Republicans are, smartly, seizing upon this report from Der Spiegel (which has become a must-read this week):

SPIEGEL ONLINE has learned that Obama has cancelled a planned short visit to the Rammstein and Landstuhl US military bases in the southwest German state of Rhineland-Palatinate. The visits were planned for Friday. “Barack Obama will not be coming to us,” a spokesperson for the US military hospital in Landstuhl announced. “I don’t know why.” Shortly before the same spokeswoman had announced a planned visit by Obama.

The optics here are not good: Obama has time to get in a workout and give a speech to a crowd mostly comprised of Europeans, but can’t be bothered to visit American troops wounded in action recovering at a military hospital.

Obama’s explanation strikes at much of the criticism he’s gotten from McCain and the GOP.

Keep in mijnd that the GOP does not do this stuff for a knock out. They operate on the death of a thousand cuts. Little criticisms, relentlessly played, dribbled out over time designed to create a running theme. This one is obvious: elitist, aloof, and — presumptuous. That last carries quite an amazing amount of freight — presumptuous, uppity, doesn’t know his place. It applies neatly to any Democrat who deigns to lead Broderville but the historical, subliminal American memory that attaches to such a word when the person in question is black is particularly powerful. (I smell the mark of Rove on that — he’s really good at stuff like this.)

The media are going to feel the necessity to prove their professional neutrality, their greatest self-delusion, and the only way they can ever do that effectively is by demonstrating to conservatives that they aren’t liberal.
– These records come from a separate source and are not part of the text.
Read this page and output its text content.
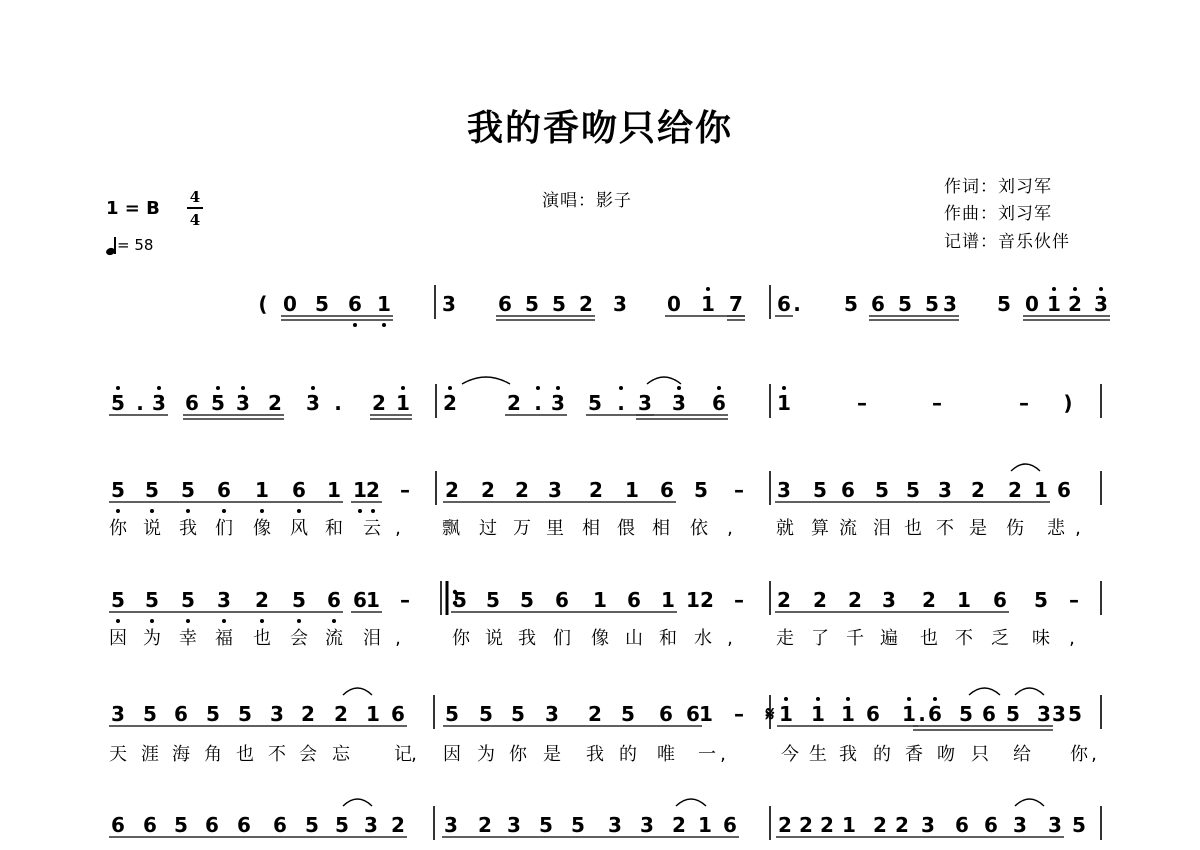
我的香吻只给你
演唱：影子
作词：刘习军
作曲：刘习军
记谱：音乐伙伴
1 = B
4
4
= 58
( 0 5 6 1	3 6 5 5 2 3 0 1 7 6 . 5 6 5 5 3 5 0 1 2 3
5 . 3 6 5 3 2 3 . 2 1 2	2 . 3 5 . 3 3 6	1	–	–	– )
5 5 5 6 1 6 1 1 2 – 2 2 2 3 2 1 6 5 – 3 5 6 5 5 3 2 2 1 6
你 说 我 们 像 风 和 云 , 飘 过 万 里 相 偎 相 依 , 就 算 流 泪 也 不 是 伤 悲 ,
5 5 5 3 2 5 6 6 1 – 5 5 5 6 1 6 1 1 2 – 2 2 2 3 2 1 6 5 –
因 为 幸 福 也 会 流 泪 ,	你 说 我 们 像 山 和 水 , 走 了 千 遍 也 不 乏 味 ,
3 5 6 5 5 3 2 2 1 6 5 5 5 3 2 5 6 6 1 – 𝄋 1 1 1 6 1 . 6 5 6 5 3 3 5
天 涯 海 角 也 不 会 忘 记 , 因 为 你 是 我 的 唯 一 ,	今 生 我 的 香 吻 只 给 你 ,
6 6 5 6 6 6 5 5 3 2 3 2 3 5 5 3 3 2 1 6 2 2 2 1 2 2 3 6 6 3 3 5
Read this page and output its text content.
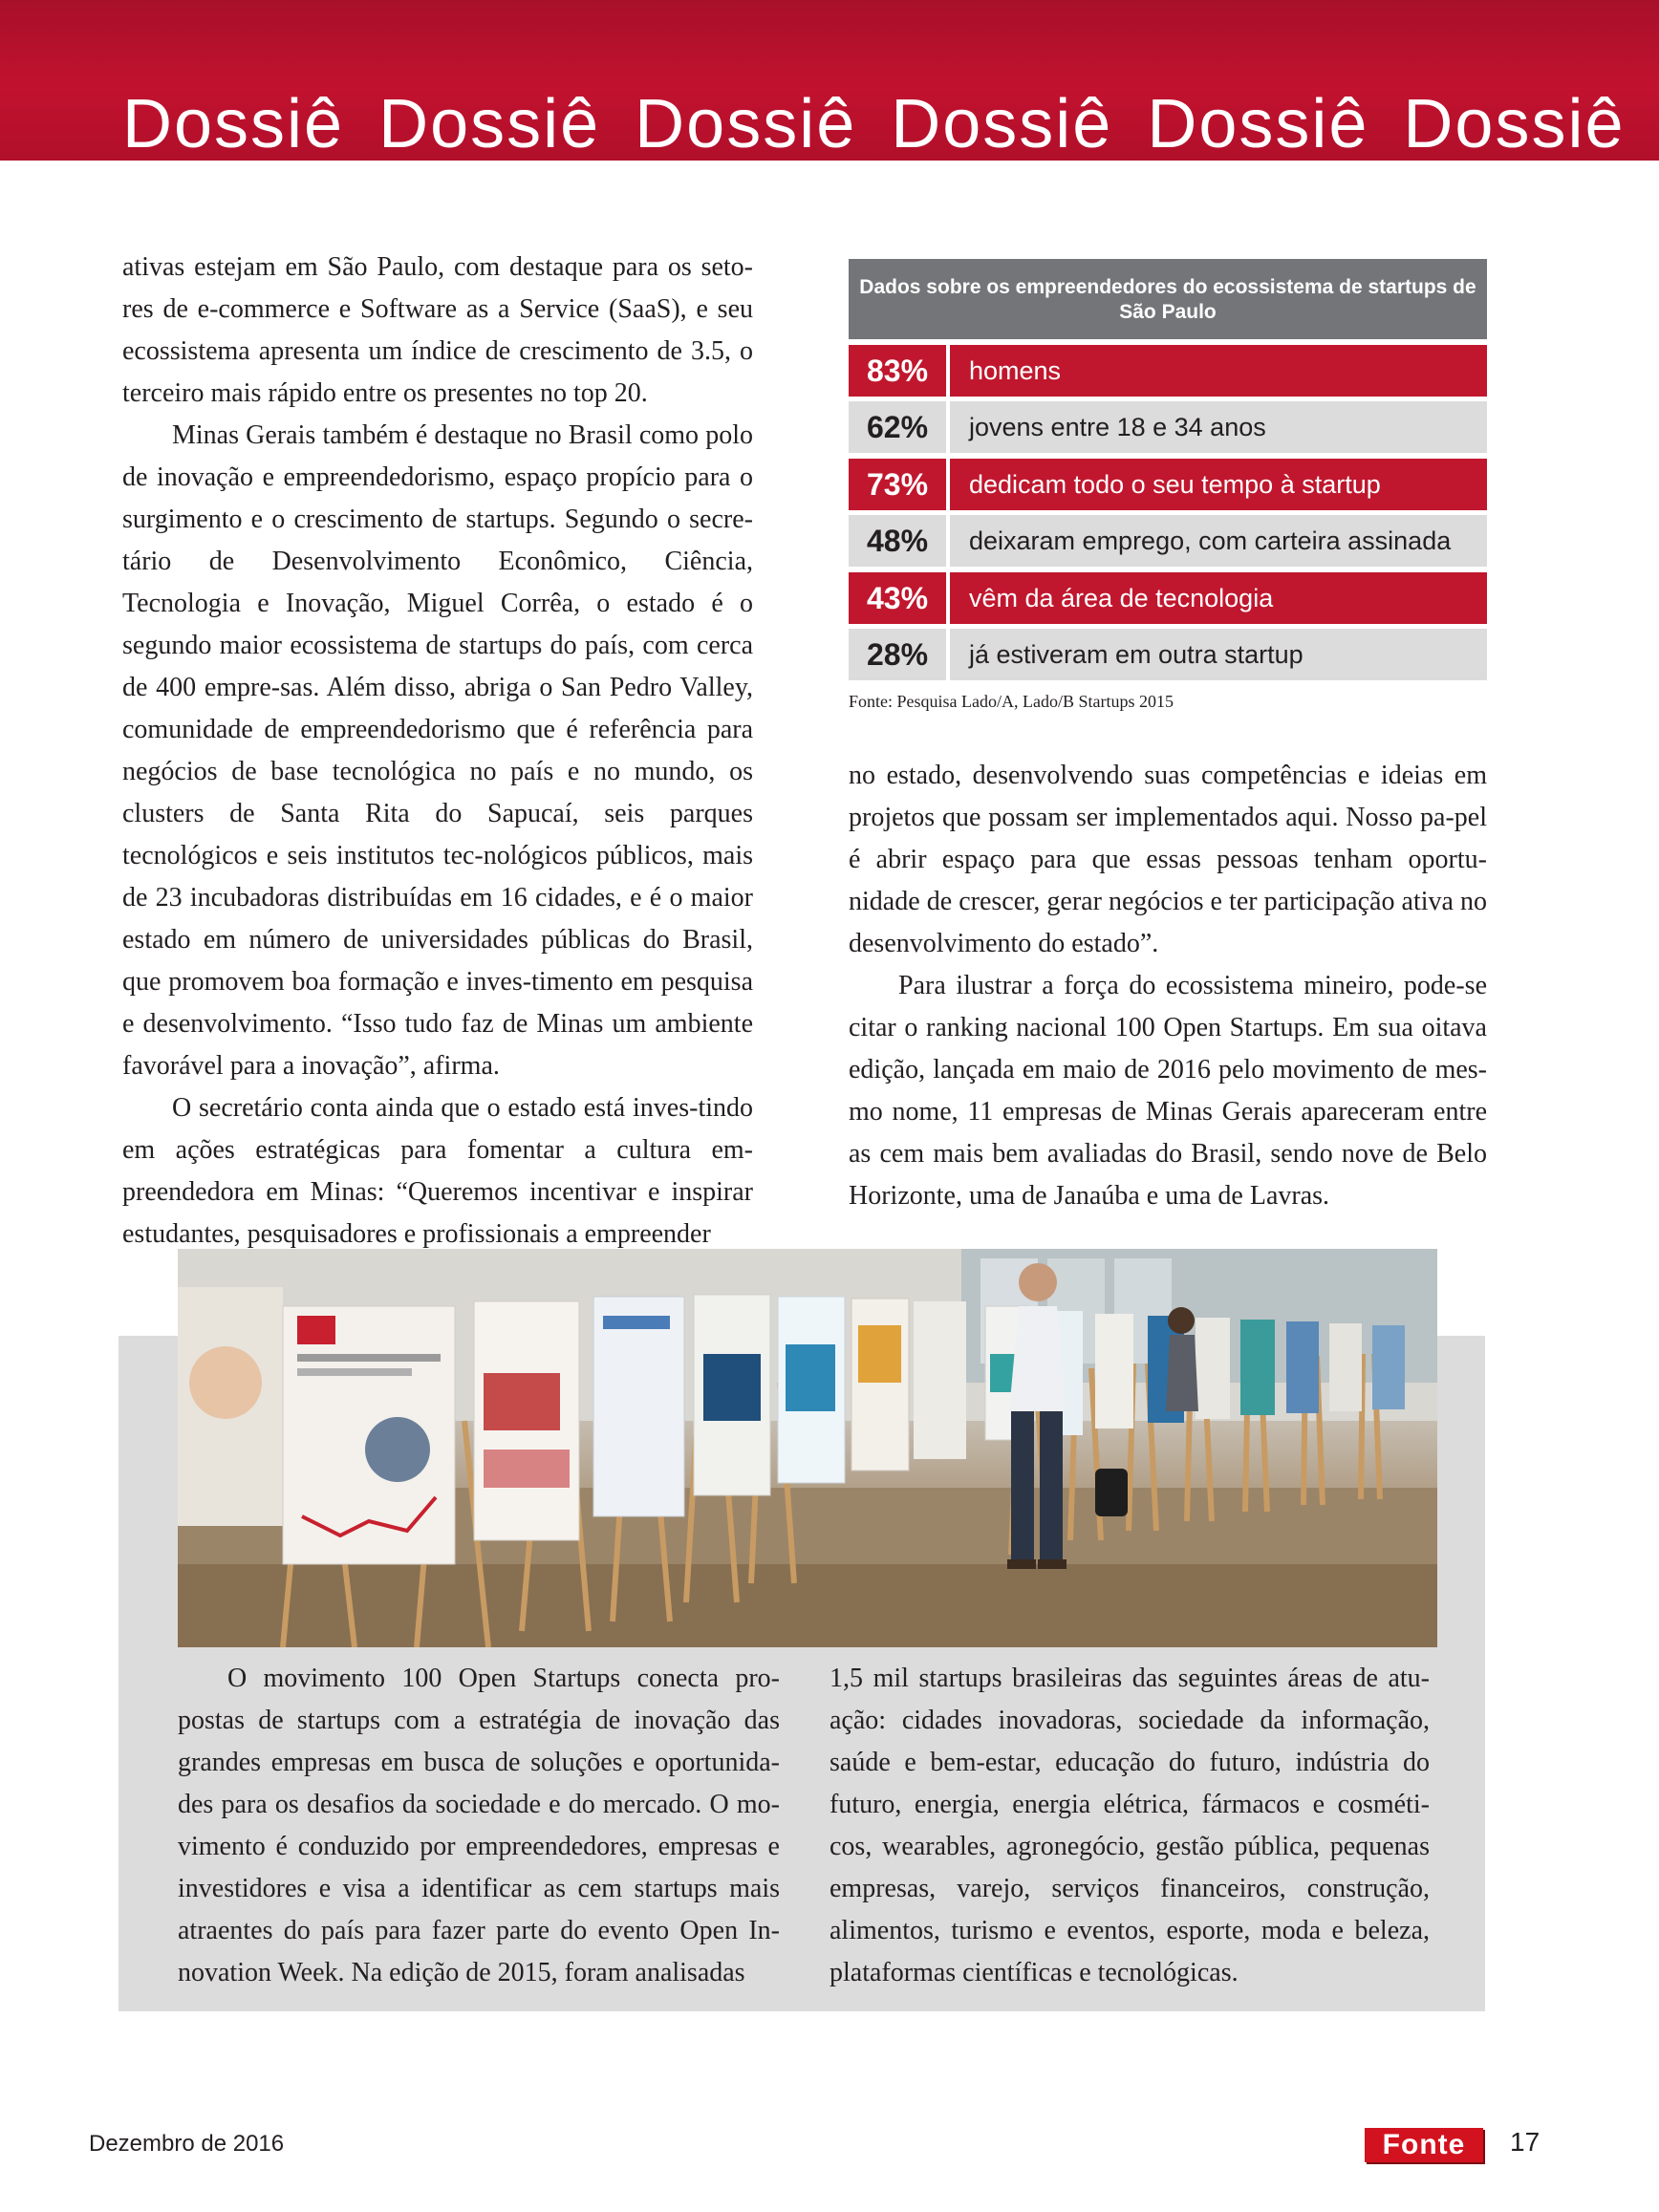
Dossiê Dossiê Dossiê Dossiê Dossiê Dossiê

ativas estejam em São Paulo, com destaque para os seto-res de e-commerce e Software as a Service (SaaS), e seu ecossistema apresenta um índice de crescimento de 3.5, o terceiro mais rápido entre os presentes no top 20.

Minas Gerais também é destaque no Brasil como polo de inovação e empreendedorismo, espaço propício para o surgimento e o crescimento de startups. Segundo o secre-tário de Desenvolvimento Econômico, Ciência, Tecnologia e Inovação, Miguel Corrêa, o estado é o segundo maior ecossistema de startups do país, com cerca de 400 empre-sas. Além disso, abriga o San Pedro Valley, comunidade de empreendedorismo que é referência para negócios de base tecnológica no país e no mundo, os clusters de Santa Rita do Sapucaí, seis parques tecnológicos e seis institutos tec-nológicos públicos, mais de 23 incubadoras distribuídas em 16 cidades, e é o maior estado em número de universidades públicas do Brasil, que promovem boa formação e inves-timento em pesquisa e desenvolvimento. “Isso tudo faz de Minas um ambiente favorável para a inovação”, afirma.

O secretário conta ainda que o estado está inves-tindo em ações estratégicas para fomentar a cultura em-preendedora em Minas: “Queremos incentivar e inspirar estudantes, pesquisadores e profissionais a empreender

Dados sobre os empreendedores do ecossistema de startups de São Paulo
83%	homens
62%	jovens entre 18 e 34 anos
73%	dedicam todo o seu tempo à startup
48%	deixaram emprego, com carteira assinada
43%	vêm da área de tecnologia
28%	já estiveram em outra startup
Fonte: Pesquisa Lado/A, Lado/B Startups 2015

no estado, desenvolvendo suas competências e ideias em projetos que possam ser implementados aqui. Nosso pa-pel é abrir espaço para que essas pessoas tenham oportu-nidade de crescer, gerar negócios e ter participação ativa no desenvolvimento do estado”.

Para ilustrar a força do ecossistema mineiro, pode-se citar o ranking nacional 100 Open Startups. Em sua oitava edição, lançada em maio de 2016 pelo movimento de mes-mo nome, 11 empresas de Minas Gerais apareceram entre as cem mais bem avaliadas do Brasil, sendo nove de Belo Horizonte, uma de Janaúba e uma de Lavras.

O movimento 100 Open Startups conecta pro-postas de startups com a estratégia de inovação das grandes empresas em busca de soluções e oportunida-des para os desafios da sociedade e do mercado. O mo-vimento é conduzido por empreendedores, empresas e investidores e visa a identificar as cem startups mais atraentes do país para fazer parte do evento Open In-novation Week. Na edição de 2015, foram analisadas

1,5 mil startups brasileiras das seguintes áreas de atu-ação: cidades inovadoras, sociedade da informação, saúde e bem-estar, educação do futuro, indústria do futuro, energia, energia elétrica, fármacos e cosméti-cos, wearables, agronegócio, gestão pública, pequenas empresas, varejo, serviços financeiros, construção, alimentos, turismo e eventos, esporte, moda e beleza, plataformas científicas e tecnológicas.

Dezembro de 2016	Fonte	17
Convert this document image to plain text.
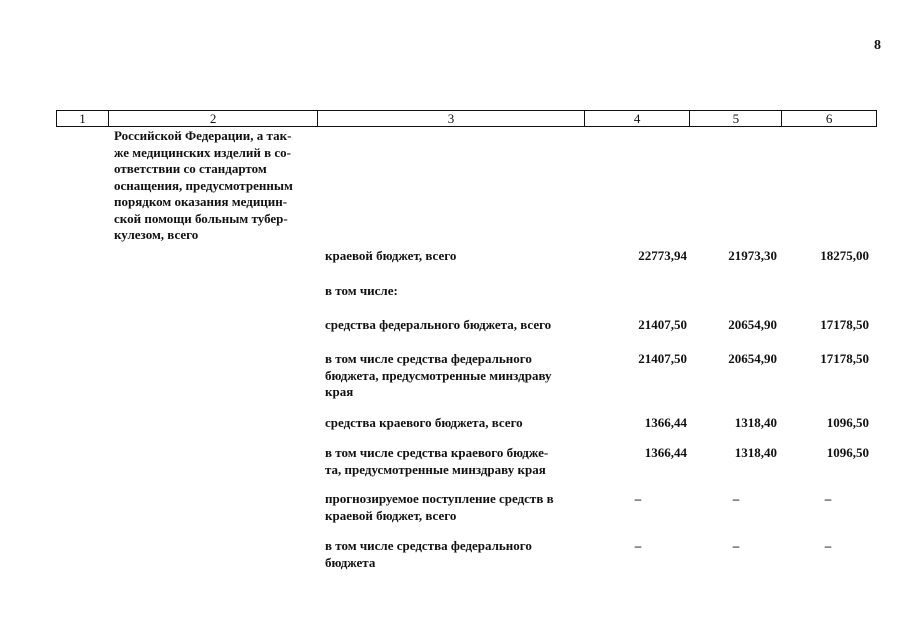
8
1	2	3	4	5	6
Российской Федерации, а так-
же медицинских изделий в со-
ответствии со стандартом
оснащения, предусмотренным
порядком оказания медицин-
ской помощи больным тубер-
кулезом, всего
краевой бюджет, всего	22773,94	21973,30	18275,00
в том числе:
средства федерального бюджета, всего	21407,50	20654,90	17178,50
в том числе средства федерального
бюджета, предусмотренные минздраву
края
21407,50	20654,90	17178,50
средства краевого бюджета, всего	1366,44	1318,40	1096,50
в том числе средства краевого бюдже-
та, предусмотренные минздраву края
1366,44	1318,40	1096,50
прогнозируемое поступление средств в
краевой бюджет, всего
–	–	–
в том числе средства федерального
бюджета
–	–	–
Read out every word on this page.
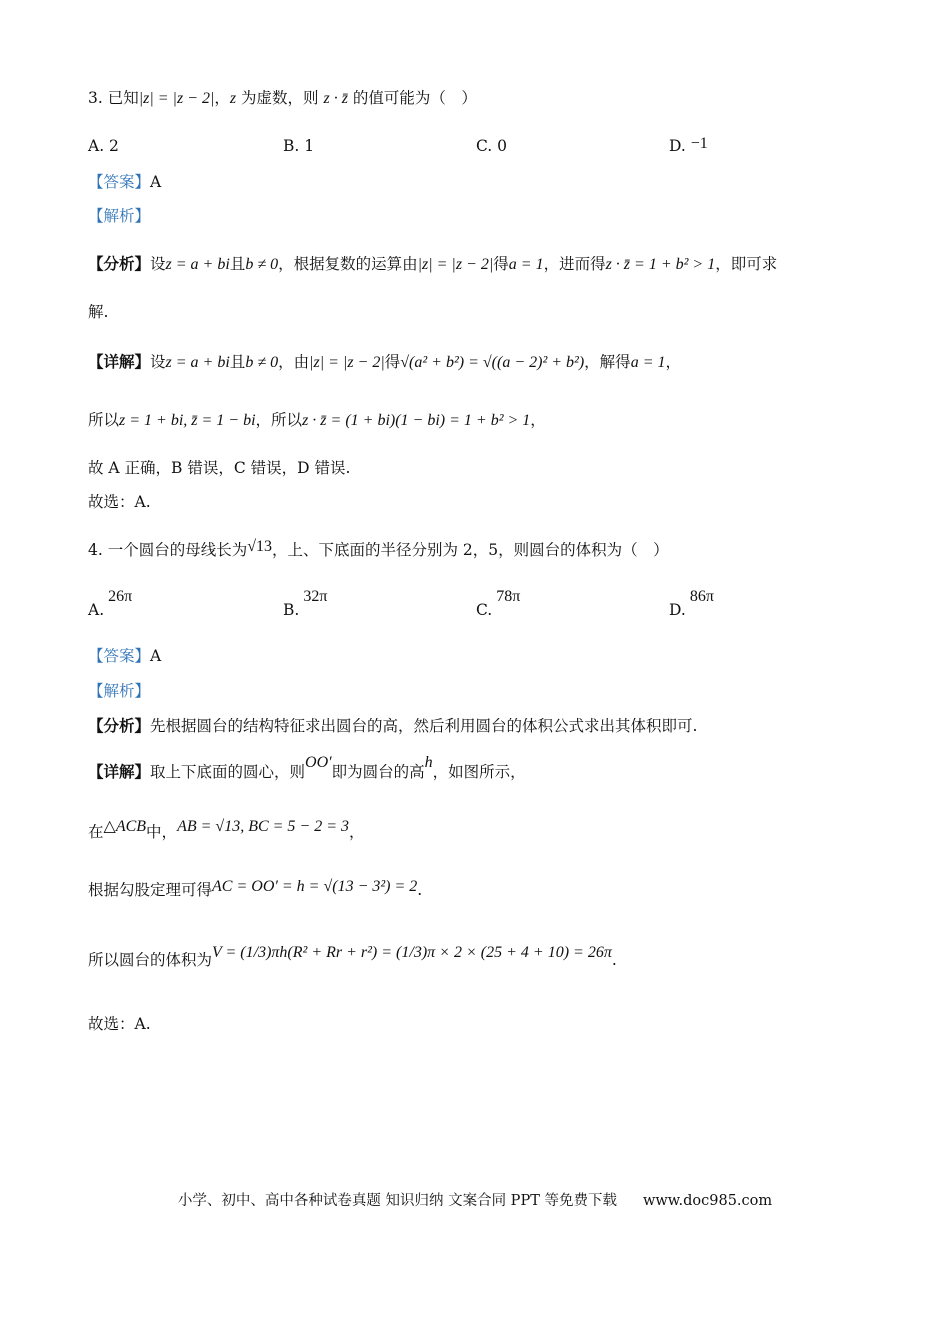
3. 已知|z| = |z − 2|，z 为虚数，则 z · z̄ 的值可能为（　）
A. 2	B. 1	C. 0	D. −1
【答案】A
【解析】
【分析】设z = a + bi且b ≠ 0，根据复数的运算由|z| = |z − 2|得a = 1，进而得z · z̄ = 1 + b² > 1，即可求
解.
【详解】设z = a + bi且b ≠ 0，由|z| = |z − 2|得√(a² + b²) = √((a − 2)² + b²)，解得a = 1，
所以z = 1 + bi, z̄ = 1 − bi，所以z · z̄ = (1 + bi)(1 − bi) = 1 + b² > 1，
故 A 正确，B 错误，C 错误，D 错误.
故选：A.
4. 一个圆台的母线长为√13，上、下底面的半径分别为 2，5，则圆台的体积为（　）
A.26π
B.32π
C.78π
D.86π
【答案】A
【解析】
【分析】先根据圆台的结构特征求出圆台的高，然后利用圆台的体积公式求出其体积即可.
【详解】取上下底面的圆心，则OO′即为圆台的高h，如图所示，
在△ACB中，AB = √13, BC = 5 − 2 = 3，
根据勾股定理可得AC = OO′ = h = √(13 − 3²) = 2.
所以圆台的体积为V = (1/3)πh(R² + Rr + r²) = (1/3)π × 2 × (25 + 4 + 10) = 26π.
故选：A.
小学、初中、高中各种试卷真题 知识归纳 文案合同 PPT 等免费下载 www.doc985.com
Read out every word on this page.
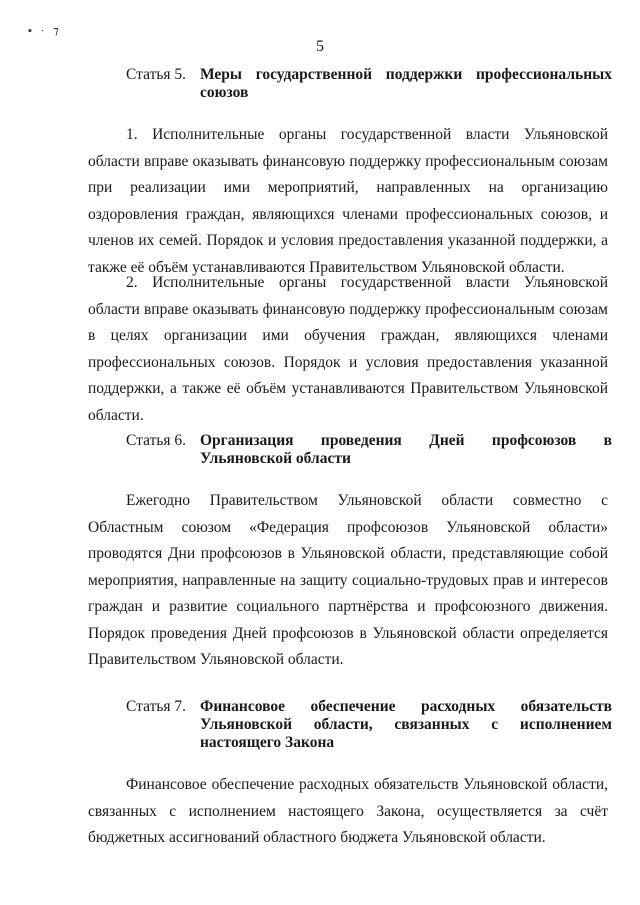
▪ · ⁊
5
Статья 5. Меры государственной поддержки профессиональных союзов

1. Исполнительные органы государственной власти Ульяновской области вправе оказывать финансовую поддержку профессиональным союзам при реализации ими мероприятий, направленных на организацию оздоровления граждан, являющихся членами профессиональных союзов, и членов их семей. Порядок и условия предоставления указанной поддержки, а также её объём устанавливаются Правительством Ульяновской области.

2. Исполнительные органы государственной власти Ульяновской области вправе оказывать финансовую поддержку профессиональным союзам в целях организации ими обучения граждан, являющихся членами профессиональных союзов. Порядок и условия предоставления указанной поддержки, а также её объём устанавливаются Правительством Ульяновской области.

Статья 6. Организация проведения Дней профсоюзов в Ульяновской области

Ежегодно Правительством Ульяновской области совместно с Областным союзом «Федерация профсоюзов Ульяновской области» проводятся Дни профсоюзов в Ульяновской области, представляющие собой мероприятия, направленные на защиту социально-трудовых прав и интересов граждан и развитие социального партнёрства и профсоюзного движения. Порядок проведения Дней профсоюзов в Ульяновской области определяется Правительством Ульяновской области.

Статья 7. Финансовое обеспечение расходных обязательств Ульяновской области, связанных с исполнением настоящего Закона

Финансовое обеспечение расходных обязательств Ульяновской области, связанных с исполнением настоящего Закона, осуществляется за счёт бюджетных ассигнований областного бюджета Ульяновской области.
They do that by carrying their themes to the public.

The good news is that the Obama campaign has a very good handle on the image side of campaigning, which goes a long way toward balancing out skewed (and ultimately unhelpful) press commentary. The pictures from Berlin, in that golden sunset light, were masterful. I do not believe that the sight of Obama, smiling, confident and intelligent, speaking to that European crowd will hurt him in America. It’s been eight years since we had a president who the rest of the world admired and I think all but the most die hard wing nuts would like to see the US respected again. It was well done.

But it’s a never ending battle. We’ll see if the “presumptuous liberal black guy” (who couldn’t be bothered to visit the wounded troops) idea catches on. But even if it doesn’t, these things are filed away, used later to pressure the press and add another layer of “doubts and questions.” And “doubts and questions” about Obama are the basis of the McCain campaign.